2009 Festival on video
Art student Zelda Moehring brought her video camera and ‘slow’ vision to the first Slow Down London festival in April-May 09, documenting numerous events and discussions. You can watch her 10-minute feature, along with footage of individual events.
Zelda writes:
Following this exciting ten-day Festival through a lens, this ten-minute film documents the Slow Down London Festival 2009. It grasps the essential notion that as a collective we are finding ourselves in a time – especially in relation to the economic crisis and climate change – where alternative ways of living are vital to explore.
The Slow Down London Festival offers debates about time, speed, travel, food, craft, mediation, gardening, yoga, culture and history.
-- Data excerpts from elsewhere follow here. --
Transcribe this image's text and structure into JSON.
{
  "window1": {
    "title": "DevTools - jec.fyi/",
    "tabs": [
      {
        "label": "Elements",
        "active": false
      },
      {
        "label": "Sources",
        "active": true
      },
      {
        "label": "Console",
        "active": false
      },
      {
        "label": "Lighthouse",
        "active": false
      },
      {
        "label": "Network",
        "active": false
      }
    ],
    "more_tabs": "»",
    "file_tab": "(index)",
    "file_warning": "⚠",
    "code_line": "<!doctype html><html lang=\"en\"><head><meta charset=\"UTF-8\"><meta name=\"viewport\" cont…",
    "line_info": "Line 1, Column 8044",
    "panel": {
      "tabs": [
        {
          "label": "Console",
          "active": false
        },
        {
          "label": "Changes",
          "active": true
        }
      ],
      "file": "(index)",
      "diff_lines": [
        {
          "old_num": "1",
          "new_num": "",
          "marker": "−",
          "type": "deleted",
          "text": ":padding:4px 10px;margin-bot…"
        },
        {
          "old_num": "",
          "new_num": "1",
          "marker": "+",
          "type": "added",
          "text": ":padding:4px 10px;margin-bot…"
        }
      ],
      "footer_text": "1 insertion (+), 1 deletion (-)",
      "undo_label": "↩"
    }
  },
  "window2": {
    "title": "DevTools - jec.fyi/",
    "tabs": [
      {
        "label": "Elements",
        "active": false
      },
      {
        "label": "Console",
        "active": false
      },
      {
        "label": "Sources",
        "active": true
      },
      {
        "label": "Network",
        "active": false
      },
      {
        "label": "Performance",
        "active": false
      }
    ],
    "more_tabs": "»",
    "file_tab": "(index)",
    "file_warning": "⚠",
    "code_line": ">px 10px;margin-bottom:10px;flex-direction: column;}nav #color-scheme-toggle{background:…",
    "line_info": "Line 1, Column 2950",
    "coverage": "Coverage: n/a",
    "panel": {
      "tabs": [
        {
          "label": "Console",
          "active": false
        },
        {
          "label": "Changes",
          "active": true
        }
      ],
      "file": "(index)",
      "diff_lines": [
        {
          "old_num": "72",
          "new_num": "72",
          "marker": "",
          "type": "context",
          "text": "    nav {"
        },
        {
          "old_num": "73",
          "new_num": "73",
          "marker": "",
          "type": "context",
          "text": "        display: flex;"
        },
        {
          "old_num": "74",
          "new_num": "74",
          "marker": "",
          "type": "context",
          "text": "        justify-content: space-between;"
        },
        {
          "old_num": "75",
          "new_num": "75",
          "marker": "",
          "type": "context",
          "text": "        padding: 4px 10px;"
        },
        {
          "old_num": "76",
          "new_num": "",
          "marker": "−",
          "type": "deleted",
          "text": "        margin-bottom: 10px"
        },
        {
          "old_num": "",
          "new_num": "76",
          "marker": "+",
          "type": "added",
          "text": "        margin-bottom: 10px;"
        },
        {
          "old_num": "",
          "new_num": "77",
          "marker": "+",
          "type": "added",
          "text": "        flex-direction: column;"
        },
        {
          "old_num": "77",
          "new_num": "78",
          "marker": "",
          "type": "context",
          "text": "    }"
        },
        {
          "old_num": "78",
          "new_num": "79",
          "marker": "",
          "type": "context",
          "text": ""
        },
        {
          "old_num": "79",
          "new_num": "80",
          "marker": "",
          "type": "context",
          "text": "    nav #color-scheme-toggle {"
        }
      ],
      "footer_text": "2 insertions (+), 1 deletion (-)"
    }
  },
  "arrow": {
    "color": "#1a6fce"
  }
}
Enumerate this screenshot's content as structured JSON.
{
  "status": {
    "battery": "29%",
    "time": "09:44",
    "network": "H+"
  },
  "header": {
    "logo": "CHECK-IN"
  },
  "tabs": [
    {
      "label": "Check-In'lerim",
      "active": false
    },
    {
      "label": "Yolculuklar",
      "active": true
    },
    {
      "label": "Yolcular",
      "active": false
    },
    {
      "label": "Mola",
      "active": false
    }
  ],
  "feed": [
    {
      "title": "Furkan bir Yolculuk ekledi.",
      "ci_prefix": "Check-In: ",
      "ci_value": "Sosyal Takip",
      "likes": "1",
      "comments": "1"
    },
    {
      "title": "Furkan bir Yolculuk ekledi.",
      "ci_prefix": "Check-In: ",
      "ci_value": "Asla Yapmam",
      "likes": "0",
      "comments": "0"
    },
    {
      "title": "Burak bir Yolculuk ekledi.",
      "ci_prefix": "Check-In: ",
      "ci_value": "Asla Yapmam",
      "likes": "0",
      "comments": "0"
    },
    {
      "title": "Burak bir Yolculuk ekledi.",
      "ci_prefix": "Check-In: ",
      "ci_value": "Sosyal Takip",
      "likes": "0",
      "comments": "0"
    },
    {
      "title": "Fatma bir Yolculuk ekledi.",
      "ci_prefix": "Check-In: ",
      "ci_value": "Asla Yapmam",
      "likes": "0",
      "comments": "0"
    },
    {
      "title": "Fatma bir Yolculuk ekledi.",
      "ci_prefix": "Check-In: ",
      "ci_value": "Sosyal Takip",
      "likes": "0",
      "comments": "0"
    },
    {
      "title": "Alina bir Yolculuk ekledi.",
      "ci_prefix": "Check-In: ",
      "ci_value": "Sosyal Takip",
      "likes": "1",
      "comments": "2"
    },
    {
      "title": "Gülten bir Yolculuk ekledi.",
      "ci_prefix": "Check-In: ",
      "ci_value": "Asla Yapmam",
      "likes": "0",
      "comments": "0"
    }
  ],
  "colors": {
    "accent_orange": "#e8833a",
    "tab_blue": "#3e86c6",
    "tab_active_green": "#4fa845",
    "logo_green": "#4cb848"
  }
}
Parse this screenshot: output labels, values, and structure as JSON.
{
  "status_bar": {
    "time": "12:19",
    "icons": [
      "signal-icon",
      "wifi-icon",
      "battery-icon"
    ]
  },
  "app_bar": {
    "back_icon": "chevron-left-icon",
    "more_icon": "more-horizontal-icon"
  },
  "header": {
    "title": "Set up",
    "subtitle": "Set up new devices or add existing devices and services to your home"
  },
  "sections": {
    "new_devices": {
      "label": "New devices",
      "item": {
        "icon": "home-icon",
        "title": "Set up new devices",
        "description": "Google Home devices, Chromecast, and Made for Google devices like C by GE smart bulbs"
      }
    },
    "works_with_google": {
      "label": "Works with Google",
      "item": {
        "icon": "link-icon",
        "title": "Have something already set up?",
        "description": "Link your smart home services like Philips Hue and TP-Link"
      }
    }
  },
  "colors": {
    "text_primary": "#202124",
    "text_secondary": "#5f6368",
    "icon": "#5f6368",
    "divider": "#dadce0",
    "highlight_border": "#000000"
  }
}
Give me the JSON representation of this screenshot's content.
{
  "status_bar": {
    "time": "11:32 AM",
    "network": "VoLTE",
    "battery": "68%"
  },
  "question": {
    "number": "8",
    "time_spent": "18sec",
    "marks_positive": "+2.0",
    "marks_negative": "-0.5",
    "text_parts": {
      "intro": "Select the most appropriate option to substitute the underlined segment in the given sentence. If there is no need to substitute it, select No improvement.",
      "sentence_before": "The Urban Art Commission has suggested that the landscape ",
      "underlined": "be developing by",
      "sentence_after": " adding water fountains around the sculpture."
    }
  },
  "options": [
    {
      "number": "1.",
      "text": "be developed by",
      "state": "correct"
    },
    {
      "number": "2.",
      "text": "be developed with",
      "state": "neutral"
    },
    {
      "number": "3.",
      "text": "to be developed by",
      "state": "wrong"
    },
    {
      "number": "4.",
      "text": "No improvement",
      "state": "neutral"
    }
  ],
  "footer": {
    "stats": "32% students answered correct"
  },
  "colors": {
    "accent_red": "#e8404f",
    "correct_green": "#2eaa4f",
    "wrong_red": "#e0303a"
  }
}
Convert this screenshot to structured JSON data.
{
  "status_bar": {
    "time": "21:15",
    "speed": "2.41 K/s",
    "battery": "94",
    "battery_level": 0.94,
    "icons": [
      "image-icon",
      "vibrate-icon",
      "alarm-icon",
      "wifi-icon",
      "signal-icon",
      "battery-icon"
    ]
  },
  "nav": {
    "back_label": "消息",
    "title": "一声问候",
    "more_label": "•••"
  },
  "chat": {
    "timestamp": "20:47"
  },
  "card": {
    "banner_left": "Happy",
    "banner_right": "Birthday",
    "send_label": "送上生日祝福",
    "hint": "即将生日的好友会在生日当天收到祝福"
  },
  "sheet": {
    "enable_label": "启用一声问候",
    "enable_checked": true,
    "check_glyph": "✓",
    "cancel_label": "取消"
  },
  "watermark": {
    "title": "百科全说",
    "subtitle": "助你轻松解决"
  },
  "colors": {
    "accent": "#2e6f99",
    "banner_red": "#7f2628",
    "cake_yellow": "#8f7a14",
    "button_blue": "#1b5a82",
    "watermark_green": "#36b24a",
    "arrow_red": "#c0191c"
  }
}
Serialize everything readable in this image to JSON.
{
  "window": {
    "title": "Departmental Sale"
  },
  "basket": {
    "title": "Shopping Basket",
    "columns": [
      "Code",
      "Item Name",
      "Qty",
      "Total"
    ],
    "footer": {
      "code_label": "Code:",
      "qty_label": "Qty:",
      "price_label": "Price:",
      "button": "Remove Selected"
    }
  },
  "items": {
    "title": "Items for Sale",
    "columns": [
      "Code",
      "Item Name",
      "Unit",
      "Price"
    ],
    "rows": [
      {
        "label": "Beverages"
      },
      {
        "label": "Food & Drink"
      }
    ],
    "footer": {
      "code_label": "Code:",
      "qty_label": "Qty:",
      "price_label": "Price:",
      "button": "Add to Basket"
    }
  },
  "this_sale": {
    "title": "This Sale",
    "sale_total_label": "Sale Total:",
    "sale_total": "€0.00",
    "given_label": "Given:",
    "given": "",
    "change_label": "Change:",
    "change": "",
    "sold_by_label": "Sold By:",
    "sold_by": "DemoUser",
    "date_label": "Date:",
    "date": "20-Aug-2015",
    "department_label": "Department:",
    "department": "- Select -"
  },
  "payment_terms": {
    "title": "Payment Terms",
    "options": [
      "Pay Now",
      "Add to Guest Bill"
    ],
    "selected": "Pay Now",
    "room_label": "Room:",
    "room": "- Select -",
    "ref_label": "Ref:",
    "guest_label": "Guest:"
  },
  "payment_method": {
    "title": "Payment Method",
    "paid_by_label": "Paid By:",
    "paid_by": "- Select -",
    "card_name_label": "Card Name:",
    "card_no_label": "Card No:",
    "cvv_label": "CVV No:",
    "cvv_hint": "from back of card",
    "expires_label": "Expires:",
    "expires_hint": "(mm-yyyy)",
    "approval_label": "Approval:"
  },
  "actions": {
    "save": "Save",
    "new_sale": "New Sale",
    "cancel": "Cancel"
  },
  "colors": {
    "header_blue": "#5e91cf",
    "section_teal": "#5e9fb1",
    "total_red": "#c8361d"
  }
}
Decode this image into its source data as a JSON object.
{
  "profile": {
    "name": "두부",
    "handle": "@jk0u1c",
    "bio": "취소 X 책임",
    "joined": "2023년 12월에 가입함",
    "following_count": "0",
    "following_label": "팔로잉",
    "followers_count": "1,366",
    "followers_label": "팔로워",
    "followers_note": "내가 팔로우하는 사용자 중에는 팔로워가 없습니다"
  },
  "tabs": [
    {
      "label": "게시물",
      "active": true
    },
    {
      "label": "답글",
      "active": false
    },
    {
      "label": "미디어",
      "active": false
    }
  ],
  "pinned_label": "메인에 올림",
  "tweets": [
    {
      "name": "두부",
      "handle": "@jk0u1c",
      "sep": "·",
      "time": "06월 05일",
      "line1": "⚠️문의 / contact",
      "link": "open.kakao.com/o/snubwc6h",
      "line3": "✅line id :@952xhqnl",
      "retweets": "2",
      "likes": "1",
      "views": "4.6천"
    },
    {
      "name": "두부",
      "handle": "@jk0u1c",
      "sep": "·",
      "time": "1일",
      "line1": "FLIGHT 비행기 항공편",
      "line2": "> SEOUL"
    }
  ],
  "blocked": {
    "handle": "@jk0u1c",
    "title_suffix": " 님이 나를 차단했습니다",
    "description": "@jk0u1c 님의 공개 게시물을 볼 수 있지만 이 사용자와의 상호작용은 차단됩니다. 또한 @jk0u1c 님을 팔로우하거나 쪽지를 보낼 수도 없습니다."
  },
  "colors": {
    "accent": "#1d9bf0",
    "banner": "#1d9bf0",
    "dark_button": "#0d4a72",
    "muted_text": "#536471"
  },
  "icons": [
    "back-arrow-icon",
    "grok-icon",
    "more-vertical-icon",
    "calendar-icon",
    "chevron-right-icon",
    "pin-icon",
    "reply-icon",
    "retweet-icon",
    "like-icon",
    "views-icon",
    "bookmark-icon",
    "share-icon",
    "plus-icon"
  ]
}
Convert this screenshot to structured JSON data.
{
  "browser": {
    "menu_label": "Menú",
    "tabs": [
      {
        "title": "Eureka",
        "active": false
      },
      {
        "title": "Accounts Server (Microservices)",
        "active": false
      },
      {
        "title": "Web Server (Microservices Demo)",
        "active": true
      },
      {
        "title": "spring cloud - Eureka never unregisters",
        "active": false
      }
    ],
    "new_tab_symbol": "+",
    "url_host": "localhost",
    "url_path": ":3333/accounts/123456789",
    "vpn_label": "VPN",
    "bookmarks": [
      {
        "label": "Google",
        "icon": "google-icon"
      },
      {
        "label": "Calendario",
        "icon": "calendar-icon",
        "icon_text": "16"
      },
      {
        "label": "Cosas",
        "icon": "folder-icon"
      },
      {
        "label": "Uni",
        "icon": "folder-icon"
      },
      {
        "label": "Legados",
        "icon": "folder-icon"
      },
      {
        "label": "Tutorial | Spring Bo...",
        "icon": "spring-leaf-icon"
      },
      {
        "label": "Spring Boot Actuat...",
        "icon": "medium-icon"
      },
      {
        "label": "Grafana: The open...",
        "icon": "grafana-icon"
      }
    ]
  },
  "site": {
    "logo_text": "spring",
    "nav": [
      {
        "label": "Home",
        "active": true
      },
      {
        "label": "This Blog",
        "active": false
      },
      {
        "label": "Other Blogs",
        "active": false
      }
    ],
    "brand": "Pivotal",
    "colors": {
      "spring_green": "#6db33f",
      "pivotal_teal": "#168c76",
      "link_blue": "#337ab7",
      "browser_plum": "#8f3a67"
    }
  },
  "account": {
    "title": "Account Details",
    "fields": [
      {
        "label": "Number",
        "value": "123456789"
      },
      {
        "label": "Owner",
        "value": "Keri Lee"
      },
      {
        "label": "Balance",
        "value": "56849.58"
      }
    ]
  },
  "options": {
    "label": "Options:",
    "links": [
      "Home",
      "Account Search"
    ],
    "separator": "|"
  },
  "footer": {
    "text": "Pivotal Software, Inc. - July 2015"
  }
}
It is trying to give a space to place ourselves now, in real time, to inspire the idea that living more slowly is not that difficult. With the balance in each step, and each decision we make, we can create a more sustainable present.
Watch the Slow Down London Documentary
It is Saturday evening at the Queen Elizabeth Hall, and Carl Honoré invites us to the revolutionary idea of SLOW. Carl Honoré is the author of In Praise of Slow: How a Worldwide Movement is challenging the Cult of Speed and explores how we live in a speedocholic culture.
Considering the economic crisis that we are faced with today, and our well-known stress-factors, the question arises if we are ready to slow down? If we are ready to re-evaluate the meaning of time in relation to our lives and if there are alternatives to this culture of speed? Carl Honoré encourages us to see that Slow is for every one, that Slow is about doing things at the right speed and that being in fast-forward mode eventually only does us harm.
Watch Slow as a State of Mind
Dan Kieran, Ian Vince and Prasanth Visweswaran are living examples how it is possible to travel really sloooowly. They made an exciting road trip across the UK by travelling in a 1958 electric milk float. This little adventure brings to light how magnificent slow travel can be when we take it slowly.
STOP! Excuse me please, but why are you walking so fast? Standing outside the bookstore Foyles at Charring Cross Road, Bruno Contigiani director of the Italian organisation The Art of Slow Living is handing out speeding tickets to people who are walking at a speed of lightning. Along with the tickets Bruno hands out 14 ‘Slowmandments’, inspiring people to make a little change in their daily routine, and maybe to bring more happiness to life.